To improve performance, you can create GIN (Generalized Inverted Index) indexes on jsonb columns:
create index people_properties_idx on people using gin(properties);
With the GIN index in place, the queries involving JSON fields will become more efficient.
UUID
PostgreSQL has native UUID support. Since PostgreSQL 13, you can generate UUIDs without any extension:
create table people (
id uuid default gen_random_uuid() primary key,
properties jsonb
);
For older versions, use the uuid-ossp extension:
create extension if not exists "uuid-ossp";
create table people (
id uuid default uuid_generate_v4() primary key,
properties jsonb
);
UUIDs are useful for distributed systems since they can be generated without coordination. The tradeoff is storage size: 16 bytes versus 4 bytes for integer or 8 bytes for bigint.
Partial Indexes
Indexes in PostgreSQL consume disk space and memory. Partial indexes allow you to index only the portion of your data that you query frequently, reducing overhead.
If we extend our people table to include a deleted_at timestamp to indicate soft deletion:
create table people (
id serial primary key,
properties jsonb,
deleted_at timestamptz
);
We can create an index that excludes deleted records:
create index active_people_idx on people (id) where deleted_at is null;
This reduces index size and improves query performance for active records.
PostGIS
PostGIS is the most widely used geographic extension for PostgreSQL. It provides spatial data types and functions for geographic queries.

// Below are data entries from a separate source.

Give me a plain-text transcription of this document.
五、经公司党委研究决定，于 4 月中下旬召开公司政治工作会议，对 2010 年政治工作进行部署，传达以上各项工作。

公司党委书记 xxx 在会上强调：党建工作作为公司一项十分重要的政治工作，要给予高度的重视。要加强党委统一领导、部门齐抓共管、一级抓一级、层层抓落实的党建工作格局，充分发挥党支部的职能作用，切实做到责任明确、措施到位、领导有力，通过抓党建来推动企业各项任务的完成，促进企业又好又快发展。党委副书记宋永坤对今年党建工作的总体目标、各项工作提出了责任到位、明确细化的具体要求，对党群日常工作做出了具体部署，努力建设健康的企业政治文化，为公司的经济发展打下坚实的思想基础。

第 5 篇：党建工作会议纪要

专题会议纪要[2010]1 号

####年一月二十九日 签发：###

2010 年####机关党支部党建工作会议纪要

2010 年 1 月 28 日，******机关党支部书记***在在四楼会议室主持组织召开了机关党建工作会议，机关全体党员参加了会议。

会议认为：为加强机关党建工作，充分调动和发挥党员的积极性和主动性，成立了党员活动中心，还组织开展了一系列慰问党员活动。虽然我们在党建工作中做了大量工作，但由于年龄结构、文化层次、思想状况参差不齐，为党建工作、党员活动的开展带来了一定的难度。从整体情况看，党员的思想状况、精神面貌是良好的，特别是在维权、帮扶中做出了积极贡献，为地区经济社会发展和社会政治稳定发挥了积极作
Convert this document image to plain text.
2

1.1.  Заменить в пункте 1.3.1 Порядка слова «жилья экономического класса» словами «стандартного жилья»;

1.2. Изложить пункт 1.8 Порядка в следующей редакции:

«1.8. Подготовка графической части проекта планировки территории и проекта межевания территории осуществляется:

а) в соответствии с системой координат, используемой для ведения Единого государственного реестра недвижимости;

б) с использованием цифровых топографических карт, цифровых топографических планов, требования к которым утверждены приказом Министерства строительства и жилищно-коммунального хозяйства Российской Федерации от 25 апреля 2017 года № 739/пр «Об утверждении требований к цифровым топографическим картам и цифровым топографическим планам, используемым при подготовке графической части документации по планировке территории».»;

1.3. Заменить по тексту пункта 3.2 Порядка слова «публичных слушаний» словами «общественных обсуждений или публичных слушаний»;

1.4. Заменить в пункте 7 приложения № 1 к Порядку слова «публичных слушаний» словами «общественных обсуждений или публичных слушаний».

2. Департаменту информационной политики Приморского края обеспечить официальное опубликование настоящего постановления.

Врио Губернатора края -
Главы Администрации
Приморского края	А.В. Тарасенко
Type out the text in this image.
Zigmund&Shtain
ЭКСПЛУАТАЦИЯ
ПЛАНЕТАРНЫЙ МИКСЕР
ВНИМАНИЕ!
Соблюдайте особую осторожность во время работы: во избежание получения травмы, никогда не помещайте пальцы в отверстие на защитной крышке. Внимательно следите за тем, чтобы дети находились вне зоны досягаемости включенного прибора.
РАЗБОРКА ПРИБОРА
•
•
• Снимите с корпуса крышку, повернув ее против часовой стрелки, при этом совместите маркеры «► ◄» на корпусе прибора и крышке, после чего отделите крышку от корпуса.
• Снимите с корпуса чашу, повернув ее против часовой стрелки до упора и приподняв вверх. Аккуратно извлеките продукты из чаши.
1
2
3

Performance depends on how you use spatial operations. For example, ORDER BY ST_Distance(a, b) is slower than using the <-> operator, which can leverage spatial indexes.
Materialized Views
Materialized views let you store the result of complex, costly queries as a table. They can be refreshed concurrently, meaning you can keep data relatively up-to-date without locking the view during the refresh. However, there’s no built-in way to automatically refresh these views when the underlying tables change, so you’ll need to implement a mechanism for that.
GIN Indexes for Arrays
PostgreSQL supports GIN indexes for efficiently querying arrays. Imagine you have a chat application and store participants as an array:
create table chats (
id serial primary key,
participants text[]
);
With a GIN index on the participants column, you can efficiently query chats involving certain users.
Foreign Keys and MVCC
Foreign keys are useful for ensuring data integrity, particularly in cases involving financial data. However, they can be a performance bottleneck, especially for high write loads.

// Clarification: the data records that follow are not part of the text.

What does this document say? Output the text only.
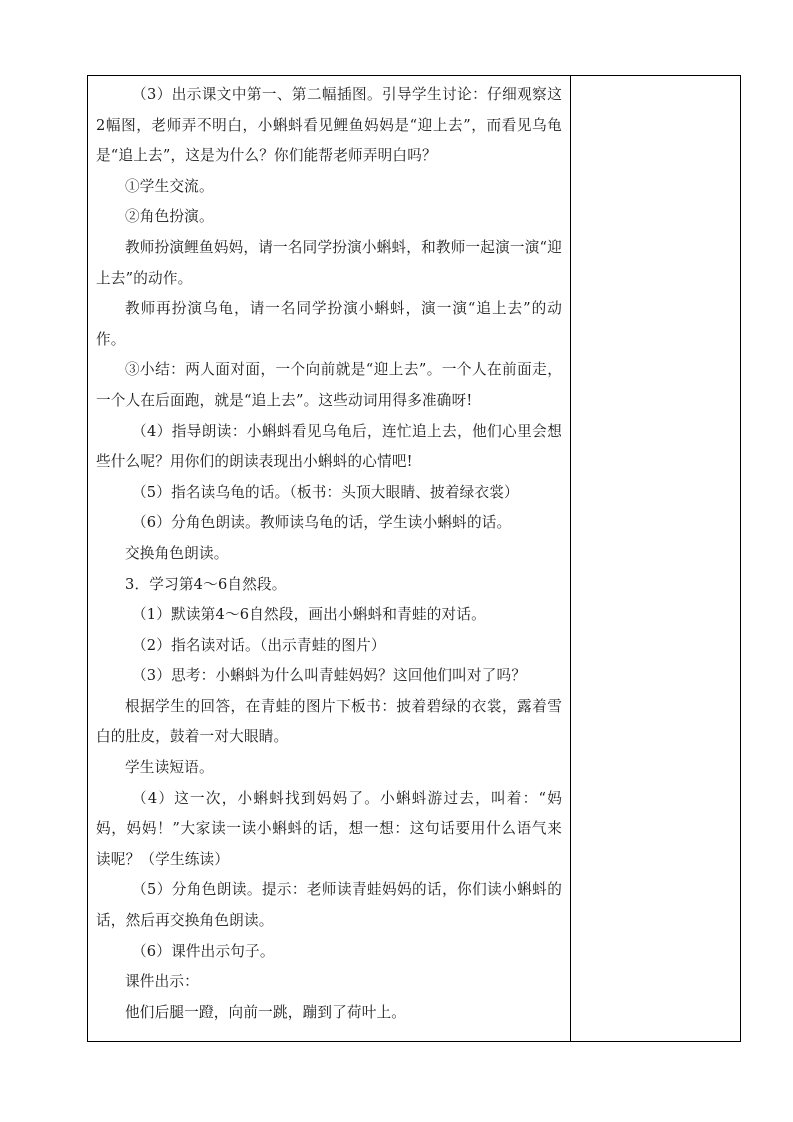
（3）出示课文中第一、第二幅插图。引导学生讨论：仔细观察这2幅图，老师弄不明白，小蝌蚪看见鲤鱼妈妈是“迎上去”，而看见乌龟是“追上去”，这是为什么？你们能帮老师弄明白吗？

①学生交流。

②角色扮演。

教师扮演鲤鱼妈妈，请一名同学扮演小蝌蚪，和教师一起演一演“迎上去”的动作。

教师再扮演乌龟，请一名同学扮演小蝌蚪，演一演“追上去”的动作。

③小结：两人面对面，一个向前就是“迎上去”。一个人在前面走，一个人在后面跑，就是“追上去”。这些动词用得多准确呀!

（4）指导朗读：小蝌蚪看见乌龟后，连忙追上去，他们心里会想些什么呢？用你们的朗读表现出小蝌蚪的心情吧!

（5）指名读乌龟的话。（板书：头顶大眼睛、披着绿衣裳）

（6）分角色朗读。教师读乌龟的话，学生读小蝌蚪的话。

交换角色朗读。

3．学习第4～6自然段。

（1）默读第4～6自然段，画出小蝌蚪和青蛙的对话。

（2）指名读对话。（出示青蛙的图片）

（3）思考：小蝌蚪为什么叫青蛙妈妈？这回他们叫对了吗？

根据学生的回答，在青蛙的图片下板书：披着碧绿的衣裳，露着雪白的肚皮，鼓着一对大眼睛。

学生读短语。

（4）这一次，小蝌蚪找到妈妈了。小蝌蚪游过去，叫着：“妈妈，妈妈！”大家读一读小蝌蚪的话，想一想：这句话要用什么语气来读呢？（学生练读）

（5）分角色朗读。提示：老师读青蛙妈妈的话，你们读小蝌蚪的话，然后再交换角色朗读。

（6）课件出示句子。

课件出示：

他们后腿一蹬，向前一跳，蹦到了荷叶上。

PostgreSQL uses Multi-Version Concurrency Control (MVCC), which allows readers and writers to operate concurrently without blocking each other. However, long-running transactions can cause table bloat and lock contention.
Miscellaneous Features
- UPSERT (
INSERT INTO ... ON CONFLICT DO ...) allows for conflict resolution during inserts, though it only works for one constraint at a time. - Queue Management: PostgreSQL supports queues through
NOTIFYandLISTEN, or using extensions likepgq. While not the best choice for queues compared to specialized systems like RabbitMQ, it can be handy if you want to avoid adding another service.
Libraries for PostgreSQL
- Python: psycopg - the standard PostgreSQL adapter (psycopg 3 is the current version, psycopg2 is still widely used)
- Java: Standard JDBC driver, or JDBI for a lighter abstraction
- Golang: pgx - the recommended PostgreSQL driver for Go
Conclusion
PostgreSQL offers a rich feature set including JSON support, partial indexes, spatial extensions, and strong transactional guarantees. These capabilities make it suitable for a wide range of applications, from simple CRUD systems to complex analytical workloads.